Charlie is an odd kid. He’s spent the first 15 years of his life as a “wallflower,” the person who hangs back and watches life go by. Charlie’s been alone since his only friend, Michael, committed suicide, and he is worried about surviving his first year of high school.
And so it is that in the summer of 1991, Charlie begins writing letters to “friend.” He writes anonymously, and chose his one-way penpal because he heard that they “didn’t try to sleep with that person at that party even though [they] could have.”
The letters Charlie writes indicates a kid who is intelligent, but lost. Aunt Helen, his favorite person, died when he was younger, and he can’t think about her too often because it takes him to his “bad place.”
It is only when he meets Patrick and his sister Sam (on whom he immediately develops a crush) that Charlie begins to bloom. Charlie begins to participate in life, and learns the lessons that everyone learns while going through the insane time known as growing up.
In a word, awesome
Gotta love that awkward moment when you start reading a book you’ve been avoiding because you don’t think you’ll like it, but you pick it up because someone says you’ll love it…and then you do.

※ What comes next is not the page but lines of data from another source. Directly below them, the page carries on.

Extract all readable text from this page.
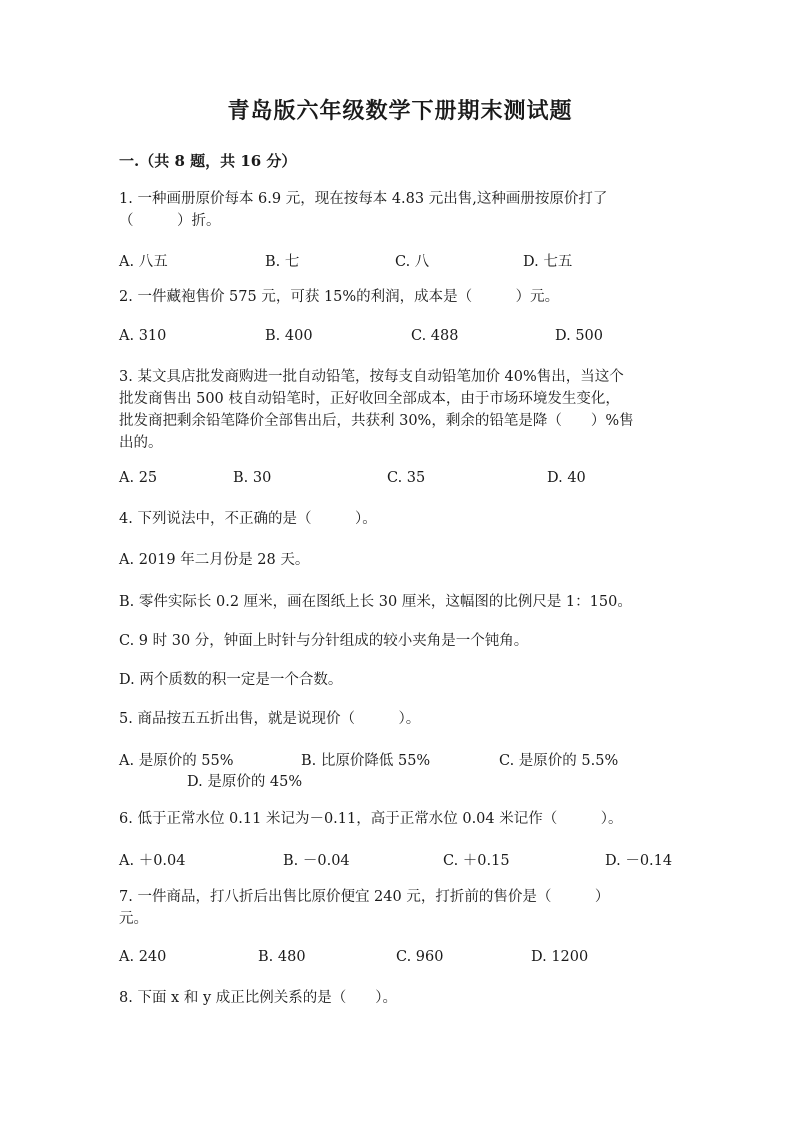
青岛版六年级数学下册期末测试题
一.（共 8 题，共 16 分）
1. 一种画册原价每本 6.9 元，现在按每本 4.83 元出售,这种画册按原价打了
（　　　）折。
A. 八五	B. 七	C. 八	D. 七五
2. 一件藏袍售价 575 元，可获 15%的利润，成本是（　　　）元。
A. 310	B. 400	C. 488	D. 500
3. 某文具店批发商购进一批自动铅笔，按每支自动铅笔加价 40%售出，当这个
批发商售出 500 枝自动铅笔时，正好收回全部成本，由于市场环境发生变化，
批发商把剩余铅笔降价全部售出后，共获利 30%，剩余的铅笔是降（　　）%售
出的。
A. 25	B. 30	C. 35	D. 40
4. 下列说法中，不正确的是（　　　）。
A. 2019 年二月份是 28 天。
B. 零件实际长 0.2 厘米，画在图纸上长 30 厘米，这幅图的比例尺是 1：150。
C. 9 时 30 分，钟面上时针与分针组成的较小夹角是一个钝角。
D. 两个质数的积一定是一个合数。
5. 商品按五五折出售，就是说现价（　　　）。
A. 是原价的 55%	B. 比原价降低 55%	C. 是原价的 5.5%
D. 是原价的 45%
6. 低于正常水位 0.11 米记为－0.11，高于正常水位 0.04 米记作（　　　）。
A. ＋0.04	B. －0.04	C. ＋0.15	D. －0.14
7. 一件商品，打八折后出售比原价便宜 240 元，打折前的售价是（　　　）
元。
A. 240	B. 480	C. 960	D. 1200
8. 下面 x 和 y 成正比例关系的是（　　）。
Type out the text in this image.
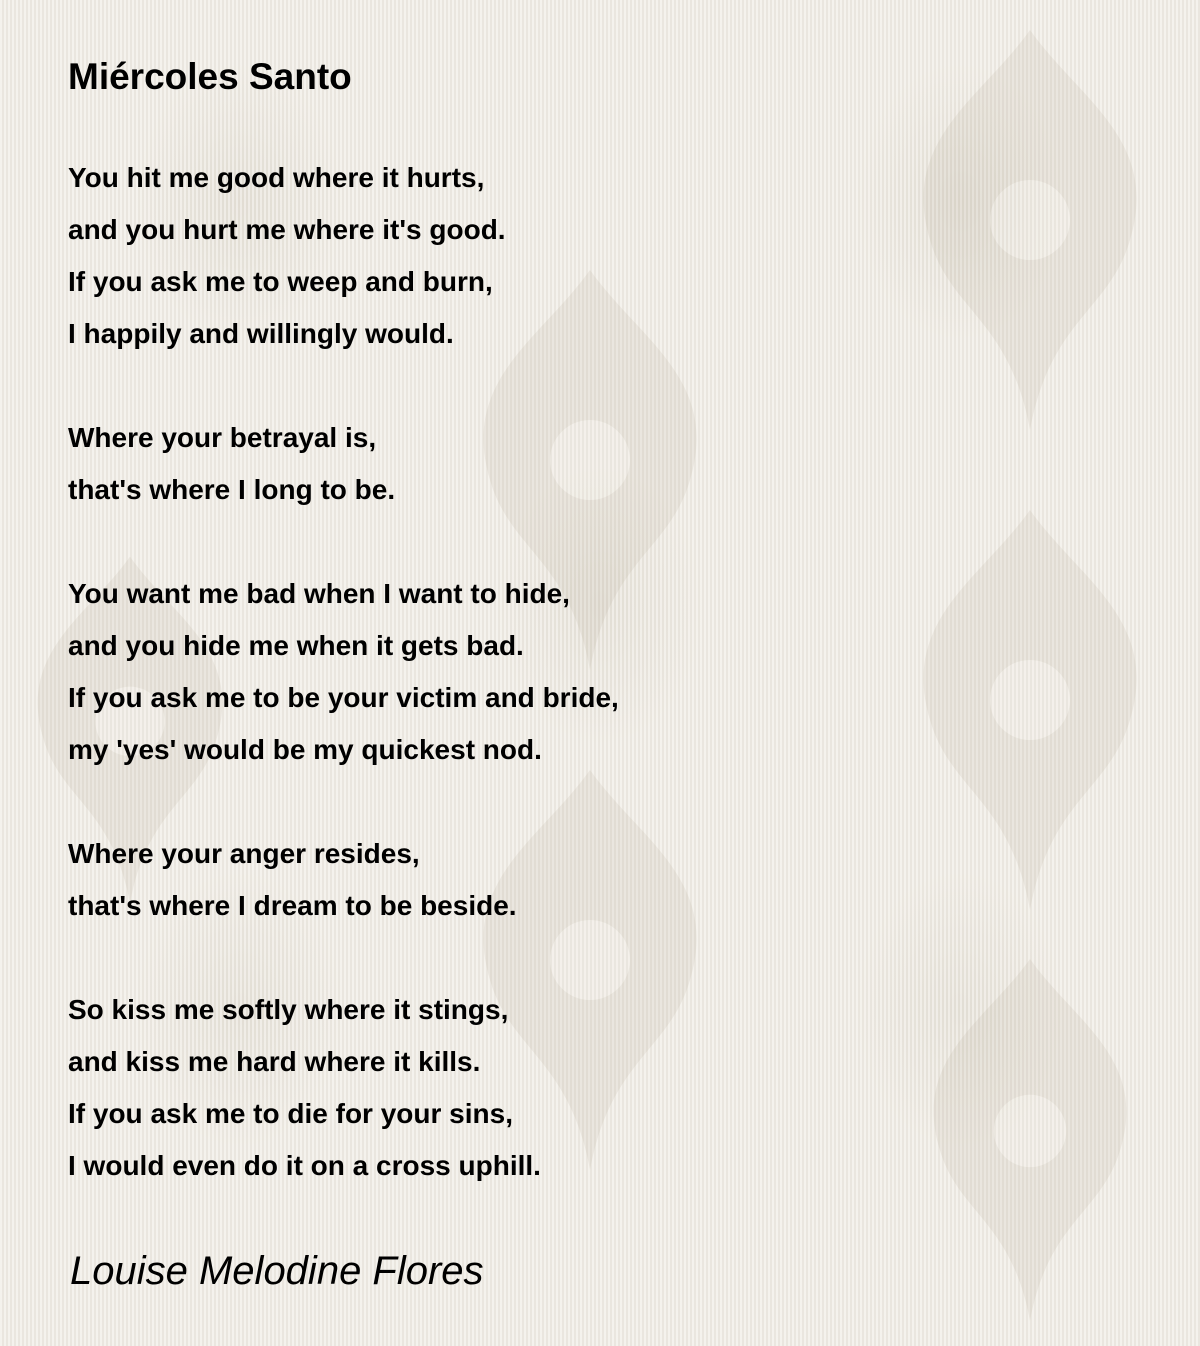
Miércoles Santo
You hit me good where it hurts,
and you hurt me where it's good.
If you ask me to weep and burn,
I happily and willingly would.
Where your betrayal is,
that's where I long to be.
You want me bad when I want to hide,
and you hide me when it gets bad.
If you ask me to be your victim and bride,
my 'yes' would be my quickest nod.
Where your anger resides,
that's where I dream to be beside.
So kiss me softly where it stings,
and kiss me hard where it kills.
If you ask me to die for your sins,
I would even do it on a cross uphill.
Louise Melodine Flores
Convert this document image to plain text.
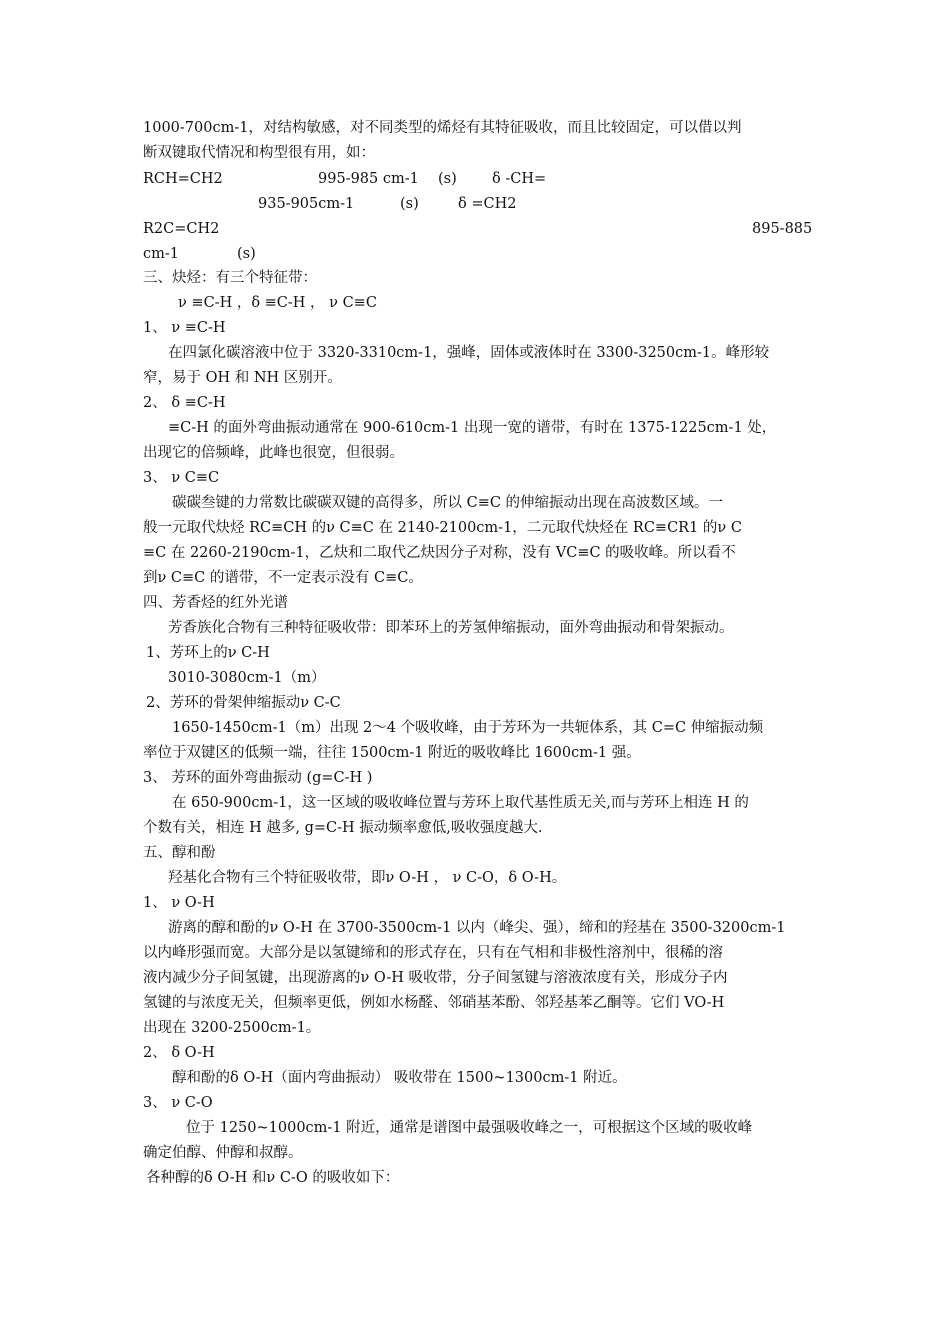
1000-700cm-1，对结构敏感，对不同类型的烯烃有其特征吸收，而且比较固定，可以借以判
断双键取代情况和构型很有用，如：
RCH=CH2	995-985 cm-1 (s) δ -CH=
935-905cm-1	(s)	δ =CH2
R2C=CH2	895-885
cm-1	(s)
三、炔烃：有三个特征带：
ν ≡C-H ，δ ≡C-H ， ν C≡C
1、 ν ≡C-H
在四氯化碳溶液中位于 3320-3310cm-1，强峰，固体或液体时在 3300-3250cm-1。峰形较
窄，易于 OH 和 NH 区别开。
2、 δ ≡C-H
≡C-H 的面外弯曲振动通常在 900-610cm-1 出现一宽的谱带，有时在 1375-1225cm-1 处，
出现它的倍频峰，此峰也很宽，但很弱。
3、 ν C≡C
碳碳叁键的力常数比碳碳双键的高得多，所以 C≡C 的伸缩振动出现在高波数区域。一
般一元取代炔烃 RC≡CH 的ν C≡C 在 2140-2100cm-1，二元取代炔烃在 RC≡CR1 的ν C
≡C 在 2260-2190cm-1，乙炔和二取代乙炔因分子对称，没有 VC≡C 的吸收峰。所以看不
到ν C≡C 的谱带，不一定表示没有 C≡C。
四、芳香烃的红外光谱
芳香族化合物有三种特征吸收带：即苯环上的芳氢伸缩振动，面外弯曲振动和骨架振动。
1、芳环上的ν C-H
3010-3080cm-1（m）
2、芳环的骨架伸缩振动ν C-C
1650-1450cm-1（m）出现 2～4 个吸收峰，由于芳环为一共轭体系，其 C=C 伸缩振动频
率位于双键区的低频一端，往往 1500cm-1 附近的吸收峰比 1600cm-1 强。
3、 芳环的面外弯曲振动 (g=C-H )
在 650-900cm-1，这一区域的吸收峰位置与芳环上取代基性质无关,而与芳环上相连 H 的
个数有关，相连 H 越多, g=C-H 振动频率愈低,吸收强度越大.
五、醇和酚
羟基化合物有三个特征吸收带，即ν O-H ， ν C-O，δ O-H。
1、 ν O-H
游离的醇和酚的ν O-H 在 3700-3500cm-1 以内（峰尖、强），缔和的羟基在 3500-3200cm-1
以内峰形强而宽。大部分是以氢键缔和的形式存在，只有在气相和非极性溶剂中，很稀的溶
液内减少分子间氢键，出现游离的ν O-H 吸收带，分子间氢键与溶液浓度有关，形成分子内
氢键的与浓度无关，但频率更低，例如水杨醛、邻硝基苯酚、邻羟基苯乙酮等。它们 VO-H
出现在 3200-2500cm-1。
2、 δ O-H
醇和酚的δ O-H（面内弯曲振动） 吸收带在 1500~1300cm-1 附近。
3、 ν C-O
位于 1250~1000cm-1 附近，通常是谱图中最强吸收峰之一，可根据这个区域的吸收峰
确定伯醇、仲醇和叔醇。
各种醇的δ O-H 和ν C-O 的吸收如下：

“Diary books” have never been my favorites, usually because the narrator’s voice is dull, and the action is all in quasi-past tense (Dracula, for example). But I really enjoyed The Perks of Being a Wallflower.
My heart went out to Charlie over and over again — not only because he’s a sympathetic character, but because there were many moments I remember experiencing myself. Early adolescence is a tumultuous time for many, and Chbosky’s book brings a lot of that time flooding back.
There’s something so honest about Chbosky’s writing, and the experiences of all the characters. I felt their happiness and fear and sadness and excitement, and I wished them well. I hoped that they would always feel infinite.